Consumers nowadays are struggling to get out of debt. According to the National Credit Regulator, an estimated 9.53 million South Africans have impaired records, which means that they are three or more months in arrears in terms of their debt repayments.
When it comes to tackling your debt there isn’t always going to be a quick fix and there won’t necessarily be a fixed strategy that you can copy and paste for each situation. There are however some basic ways of going about coming to grips with your debt, after which you can determine how best to go about addressing these financial woes.
Follow these steps to help you get out of debt:
Step 1 – Record your spending
To get out of debt and improve your financial situation, it’s important to keep track of what you’re spending your money on.

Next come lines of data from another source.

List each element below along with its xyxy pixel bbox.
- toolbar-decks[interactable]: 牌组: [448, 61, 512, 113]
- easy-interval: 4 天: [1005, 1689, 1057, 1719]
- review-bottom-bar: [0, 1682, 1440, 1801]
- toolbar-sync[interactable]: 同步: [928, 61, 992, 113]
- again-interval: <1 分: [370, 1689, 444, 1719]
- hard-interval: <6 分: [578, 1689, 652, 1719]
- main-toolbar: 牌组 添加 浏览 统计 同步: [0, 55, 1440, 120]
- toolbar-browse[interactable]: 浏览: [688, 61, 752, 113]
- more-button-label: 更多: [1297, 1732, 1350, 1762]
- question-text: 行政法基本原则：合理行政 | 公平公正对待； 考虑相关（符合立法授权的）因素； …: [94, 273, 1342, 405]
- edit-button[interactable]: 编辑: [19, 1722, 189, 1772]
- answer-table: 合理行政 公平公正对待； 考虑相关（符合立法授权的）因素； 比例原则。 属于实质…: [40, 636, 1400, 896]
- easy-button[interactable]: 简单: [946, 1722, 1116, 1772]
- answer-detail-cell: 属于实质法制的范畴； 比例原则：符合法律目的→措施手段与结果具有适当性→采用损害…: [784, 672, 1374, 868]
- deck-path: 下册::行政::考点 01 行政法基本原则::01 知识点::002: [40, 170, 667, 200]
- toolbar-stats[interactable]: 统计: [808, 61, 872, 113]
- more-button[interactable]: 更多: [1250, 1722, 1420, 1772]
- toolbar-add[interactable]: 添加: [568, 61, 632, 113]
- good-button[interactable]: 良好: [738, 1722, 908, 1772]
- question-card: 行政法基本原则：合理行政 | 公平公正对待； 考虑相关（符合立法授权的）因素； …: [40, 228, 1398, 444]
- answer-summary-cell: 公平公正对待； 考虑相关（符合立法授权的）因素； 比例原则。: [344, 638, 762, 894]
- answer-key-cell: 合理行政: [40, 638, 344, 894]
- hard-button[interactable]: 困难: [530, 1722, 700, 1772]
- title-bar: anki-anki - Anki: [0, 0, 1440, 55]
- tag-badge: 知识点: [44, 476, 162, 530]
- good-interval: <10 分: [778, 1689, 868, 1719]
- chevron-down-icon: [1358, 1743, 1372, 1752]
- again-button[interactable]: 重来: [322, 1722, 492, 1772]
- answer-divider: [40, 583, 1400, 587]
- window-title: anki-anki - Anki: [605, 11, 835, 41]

By starting to track your spending habits you will soon be surprised to see that certain expenses which seem insignificant in your daily life can take big chunks out of your monthly expenditure when you start to add them all together.
Step 2 – Categorise your spending
This will give you an indication as to whether your spending habits are healthy or whether your predicament is a result of you spending unnecessarily.
Every unnecessary expense that you cut back on will provide you with more money to allocate towards your debt repayments.
Step 3 – Set up a budget
Set up budgets based on your spending. Take note of how much-estimated income you should receive for the coming month and deduct all of your estimated expenses to see whether you’re actually living within your means and if so, how much money you’ll be left with.
This will give you an indication as to how much additional expenditure you can allocate towards debt repayments (if any).
Step 4 – Determine what you owe
Make a list of the following:
- Creditors (who you owe money to)
- Monthly debt repayments for each creditor
- Outstanding balances for each creditor
- Rates of interest for each creditor
This will give you a better idea as to how much money you owe as well as which debt is your most expensive in terms of the rate of interest charged.
Step 5 – Prioritise your payments
Now that your financial picture is starting to become clearer you can determine a strategy as to how best to get out of debt.
Focus on eliminating the debt with the highest interest rates first, as these forms of debt (normally credit cards, etc.) accumulate very quickly as a result of their higher interest rates.
Paying off these debts first will result in less interest being paid over the debt repayment term.
Practical tips to help you avoid, reduce and get out of debt
- Try to cut down on entertainment expenses such as eating out. You don’t have to stop going out altogether, but consider entertainment expenses as a luxury instead of a necessity.
- Plan ahead. If you know of upcoming expenses in future, plan for them so as to avoid racking up debt at a later point in time.
- Think twice before buying on credit. Determine whether it is an essential expense; if not avoid it if possible.
- Review your budget on a regular basis and attempt to eliminate unnecessary expenses.
- Consider allocating extra money from overtime or bonuses to repay your debt. Discuss other terms with your creditor(s) after making such additional contributions towards your debt, so as to reduce monthly payments.
- Sometimes you can only stretch your income so far. If time allows and you are so inclined to consider additional ways of generating extra income.
If all else fails and you are simply too overwhelmed by your situation to address it yourself, consider talking to a debt counseling professional about your options.